🤖 AI Summary
This work establishes the theoretical foundation for the global convergence of gradient-based methods to von Neumann–Nash equilibria in nonconvex–nonconcave neural network minimax games. Motivated by the empirical success—but lack of theoretical justification—of gradient methods in adversarial training and AI alignment, particularly for wide networks, the authors first prove that, under overparameterization, two-layer neural networks satisfy the bilateral Polyak–Łojasiewicz (PŁ) condition with high probability upon random initialization. Building on this, they derive a path-length bound for alternating gradient descent–ascent, revealing an implicit convex–concave structure induced by overparameterization.

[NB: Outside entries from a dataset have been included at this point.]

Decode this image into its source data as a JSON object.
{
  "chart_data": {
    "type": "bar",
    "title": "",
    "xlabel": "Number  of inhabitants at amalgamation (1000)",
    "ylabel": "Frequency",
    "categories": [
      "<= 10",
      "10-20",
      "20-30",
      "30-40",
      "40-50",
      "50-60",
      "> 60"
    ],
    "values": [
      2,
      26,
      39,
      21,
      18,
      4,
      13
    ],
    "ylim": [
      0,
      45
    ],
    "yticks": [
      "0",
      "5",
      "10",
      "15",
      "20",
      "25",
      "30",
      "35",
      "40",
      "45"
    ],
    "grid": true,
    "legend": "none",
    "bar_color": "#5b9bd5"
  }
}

The analysis rigorously establishes global convergence of simple gradient dynamics to equilibria in wide networks, providing the first provable convergence guarantee for robust optimization in such settings, along with verifiable sufficient conditions.
📝 Abstract
Many emerging applications - such as adversarial training, AI alignment, and robust optimization - can be framed as zero-sum games between neural nets, with von Neumann-Nash equilibria (NE) capturing the desirable system behavior. While such games often involve non-convex non-concave objectives, empirical evidence shows that simple gradient methods frequently converge, suggesting a hidden geometric structure. In this paper, we provide a theoretical framework that explains this phenomenon through the lens of hidden convexity and overparameterization. We identify sufficient conditions - spanning initialization, training dynamics, and network width - that guarantee global convergence to a NE in a broad class of non-convex min-max games. To our knowledge, this is the first such result for games that involve two-layer neural networks. Technically, our approach is twofold: (a) we derive a novel path-length bound for the alternating gradient descent-ascent scheme in min-max games; and (b) we show that the reduction from a hidden convex-concave geometry to two-sided Polyak-Łojasiewicz (PŁ) min-max condition hold with high probability under overparameterization, using tools from random matrix theory.